The current stock market climate is difficult for any active fund manager with a longer-term horizon...
The current stock market climate is difficult for any active fund manager with a longer-term horizon, according to Felix Lanters, head of European equities at ABN Amro Asset Management.
'The deflation of the technology, media and telecom bubble, coinciding with a global economic downturn, has blurred many investors' views on the structural outlook for Europe,' he says.
Year to 31 August, the FTSE Eurotop 300 Index was down 16.57% in euro terms.
James Anderson, manager of the Deutsche European Growth Trust says that although April was a positive month for European markets, gains were wiped out in June as a fresh bout of earnings warnings were announced and sentiment rapidly deteriorated.
'Unlike in the first quarter when some defensive sectors underpinned the markets and posted strong gains, there was a lack of any outstanding performers throughout June,' he says. 'This merely underlined the general air of aimlessness and lack of conviction in the market.'
Anderson believes certain areas in Europe are looking worse than others ' in Germany for example, the likely growth rate for this year will be below 1.5%. The German government expects growth in exports to slow to 8.5% this year from 13% in 2000. Germany accounts for a third of all goods and services produced in the dozen countries using the euro ' and the effects of such a slowdown are therefore likely to have a major impact on the continent as a whole, he adds.

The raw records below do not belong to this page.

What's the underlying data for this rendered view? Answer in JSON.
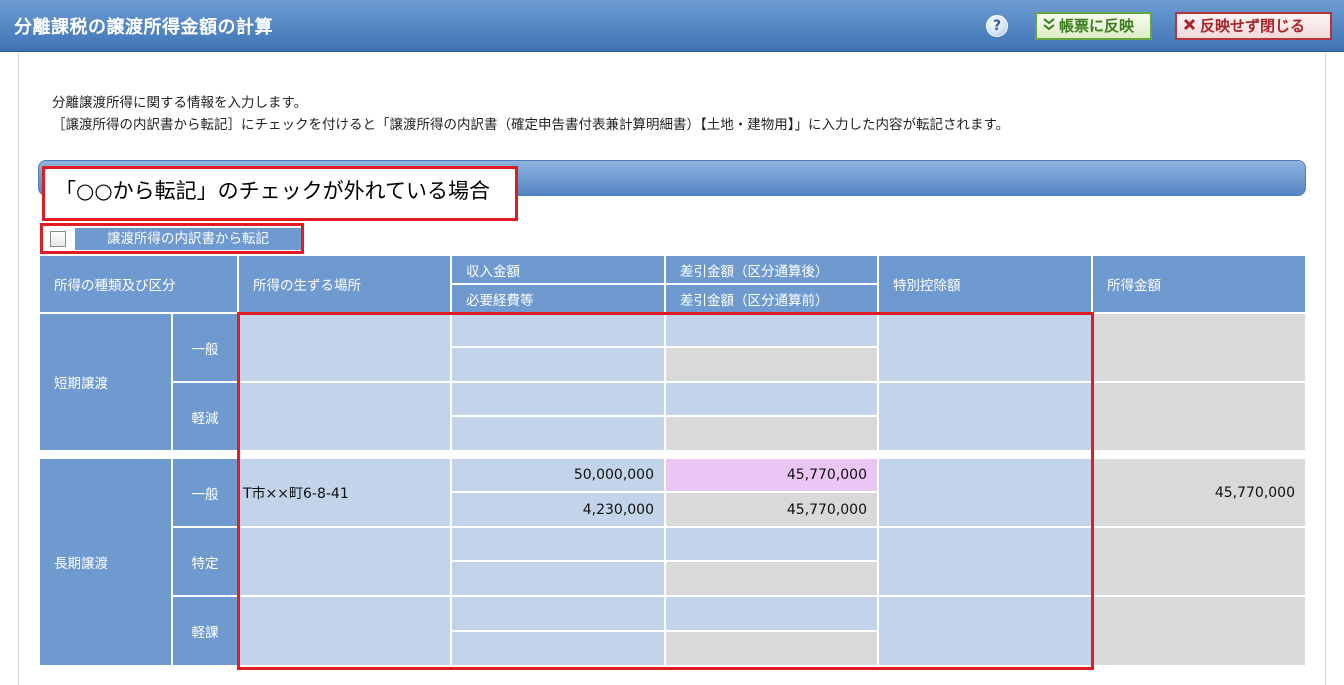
{
  "window": {
    "title": "分離課税の譲渡所得金額の計算",
    "help_label": "?",
    "reflect_label": "帳票に反映",
    "close_label": "反映せず閉じる"
  },
  "intro": {
    "line1": "分離譲渡所得に関する情報を入力します。",
    "line2": "［譲渡所得の内訳書から転記］にチェックを付けると「譲渡所得の内訳書（確定申告書付表兼計算明細書）【土地・建物用】」に入力した内容が転記されます。"
  },
  "callout": {
    "text": "「○○から転記」のチェックが外れている場合"
  },
  "transfer": {
    "label": "譲渡所得の内訳書から転記",
    "checked": false
  },
  "table": {
    "headers": {
      "kind": "所得の種類及び区分",
      "place": "所得の生ずる場所",
      "revenue": "収入金額",
      "expenses": "必要経費等",
      "diff_after": "差引金額（区分通算後）",
      "diff_before": "差引金額（区分通算前）",
      "special": "特別控除額",
      "income": "所得金額"
    },
    "groups": {
      "short": "短期譲渡",
      "long": "長期譲渡"
    },
    "subs": {
      "short_general": "一般",
      "short_reduced": "軽減",
      "long_general": "一般",
      "long_specific": "特定",
      "long_reduced": "軽課"
    },
    "long_general": {
      "place": "T市××町6-8-41",
      "revenue": "50,000,000",
      "expenses": "4,230,000",
      "diff_after": "45,770,000",
      "diff_before": "45,770,000",
      "income": "45,770,000"
    }
  }
}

However, despite the current profitability problems, Lanters says that there is growing evidence of some stabilisation of earnings and a bottoming out of earnings revisions.
'In addition to this, the likelihood of more aggressive monetary easing by the ECB will bring more sense of direction on the macroeconomic side,' he says.

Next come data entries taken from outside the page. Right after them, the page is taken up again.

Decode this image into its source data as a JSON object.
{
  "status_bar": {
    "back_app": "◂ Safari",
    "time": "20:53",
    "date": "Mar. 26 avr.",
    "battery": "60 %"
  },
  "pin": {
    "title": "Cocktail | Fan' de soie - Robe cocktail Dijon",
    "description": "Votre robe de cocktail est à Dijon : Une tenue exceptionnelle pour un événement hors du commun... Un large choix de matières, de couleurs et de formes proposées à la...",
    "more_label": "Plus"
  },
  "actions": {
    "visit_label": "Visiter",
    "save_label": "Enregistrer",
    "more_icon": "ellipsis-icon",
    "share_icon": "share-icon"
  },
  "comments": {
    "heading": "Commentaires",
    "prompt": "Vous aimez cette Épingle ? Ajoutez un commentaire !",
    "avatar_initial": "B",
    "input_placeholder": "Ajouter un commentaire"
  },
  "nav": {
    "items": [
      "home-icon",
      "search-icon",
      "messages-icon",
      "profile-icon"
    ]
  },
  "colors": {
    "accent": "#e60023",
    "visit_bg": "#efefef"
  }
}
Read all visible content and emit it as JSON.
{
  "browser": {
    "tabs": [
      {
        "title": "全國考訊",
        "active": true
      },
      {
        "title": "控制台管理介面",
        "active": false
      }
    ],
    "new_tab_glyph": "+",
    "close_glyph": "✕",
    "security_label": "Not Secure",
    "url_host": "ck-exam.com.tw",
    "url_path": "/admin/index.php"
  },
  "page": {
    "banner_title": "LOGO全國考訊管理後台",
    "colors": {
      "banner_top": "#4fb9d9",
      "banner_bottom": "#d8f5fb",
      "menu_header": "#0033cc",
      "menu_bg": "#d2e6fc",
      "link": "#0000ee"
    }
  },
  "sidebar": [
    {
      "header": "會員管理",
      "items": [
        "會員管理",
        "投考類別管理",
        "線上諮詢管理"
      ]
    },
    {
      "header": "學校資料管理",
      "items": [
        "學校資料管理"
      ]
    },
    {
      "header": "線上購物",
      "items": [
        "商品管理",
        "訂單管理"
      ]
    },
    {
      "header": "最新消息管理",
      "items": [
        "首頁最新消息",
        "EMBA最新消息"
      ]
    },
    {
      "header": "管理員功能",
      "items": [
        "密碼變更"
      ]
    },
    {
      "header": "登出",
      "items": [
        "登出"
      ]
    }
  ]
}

Even more compelling, according to Lanters, is the structural outlook for Europe. 'Even in an environment of prolonged moderate economic growth there are reasons to be cheerful on European equities,' he says. 'Trade barriers in Europe are fading fast, partly as the result of the euro being introduced in real life just a few months from now. In general, transparency is increasing so that companies are beginning to encounter more open competition, leading to higher efficiency demands. Gradually increasing flexibility in labour markets will enable European companies to improve their cost structure and enjoy at least some of the benefits of what is left of the new economy.'
Another positive element for European financial markets is pension reform, involving the forced abandoning of pay-as-you-go systems in most countries.
Vast amounts of longer-term orientated money will seek its way into predominantly European markets.
'Both the efficiency element and pension reform are negative factors for overall GDP growth, but do on balance have positive effects on profitability and stock markets,' adds Lanters. 'This leads to an environment that is positive for European stock markets, with better profit growth than GDP suggests.'
• Pension reform in Europe.
• Increasing flexibility in labour markets.
• Bottoming out of earnings revisions.